Yes, I know that I now had successfully downloaded JSON, so I could download more JSON, to make it into CSV, so I can manually stitch together some CSVs, so I can load them again and parse them to JS(ON), so it will be written again as CSV to disk. If I did it again, I would do it differently, but now I already had the previous data, so let's keep it.

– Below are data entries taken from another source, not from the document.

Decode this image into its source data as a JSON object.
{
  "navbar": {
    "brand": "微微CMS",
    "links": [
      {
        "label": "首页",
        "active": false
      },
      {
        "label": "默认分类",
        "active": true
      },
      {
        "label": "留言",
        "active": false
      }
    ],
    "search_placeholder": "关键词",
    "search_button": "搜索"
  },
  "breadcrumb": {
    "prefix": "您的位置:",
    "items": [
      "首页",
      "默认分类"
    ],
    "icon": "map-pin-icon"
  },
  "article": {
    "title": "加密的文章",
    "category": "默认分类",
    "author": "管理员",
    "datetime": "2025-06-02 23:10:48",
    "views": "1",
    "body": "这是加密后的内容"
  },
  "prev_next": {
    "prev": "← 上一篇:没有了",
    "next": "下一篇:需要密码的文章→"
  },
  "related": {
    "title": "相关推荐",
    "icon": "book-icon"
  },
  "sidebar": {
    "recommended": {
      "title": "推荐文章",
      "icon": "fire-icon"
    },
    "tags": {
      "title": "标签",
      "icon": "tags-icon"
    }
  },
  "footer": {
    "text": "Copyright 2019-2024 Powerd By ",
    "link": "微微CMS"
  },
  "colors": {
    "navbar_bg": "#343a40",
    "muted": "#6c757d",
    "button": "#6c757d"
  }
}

So what does this script do?

In the end it just takes the data from the previous step and clusters all values in 0.0001 popularity clusters. To visualize this, imagine the following data:

X Y
0 5
1 4
2 6
3 3
5 1
6 9

If we now create clusters of size 3, we get the following clusters:

+-----------------+
|0 1 2 3 _ 5 6 _ _|
+-----------------+
        |
        V
+-----+-----+-----+
|0 1 2|3 _ 5|6 _ _|
+-----+-----+-----+
X Y
0 5
1 4
2 6
X Y
3 3
5 1
X Y
6 9

Now each cluster gets reduced to a single value. For this the median of both columns get calculated:

X Y
(0+1+2)/3 = 1 (5+4+6)/3 = 5
(3+5)/2 = 4 (3+1)/2 = 2
6/1 = 6 9/1 = 9

If we now do the same for all data and plot the result in excel, we get the following graph:

Plot of Popularity vs. Quality of all npm packages showing a strong relation with higher popularity indicating higher quality

I've added a logarithmic trendline to better visualize what's happening here.

Result

In my opinion the data shows what I expected when I started doing this: popularity is a strong indicator for quality (at least as long as you agree with the quality factors of npms.io). It also clearly describes that (like you would expect) high usage is not a guarantee for high quality. We can clearly see many dots falling way below the curve and the smaller we make the clusters, the more clear this becomes.

But this data shows also something I didn't expect! Putting some dots aside and also ignore the nearly unused packages, overall packages on npm have a fairly high code quality which I think is really great!

If you think stuff like this is cool and you either want to reproduce it yourself, or you think that npms.io is awesome, remember to not take open source work for granted. Maybe you can find a couple of dollars or some minutes of your time to spare and do it like me and buy your open source contributors a coffee or contribute back in other ways. It shows appreciation and also helps to compensate for higher costs you might have created especially when doing scraping projects like these.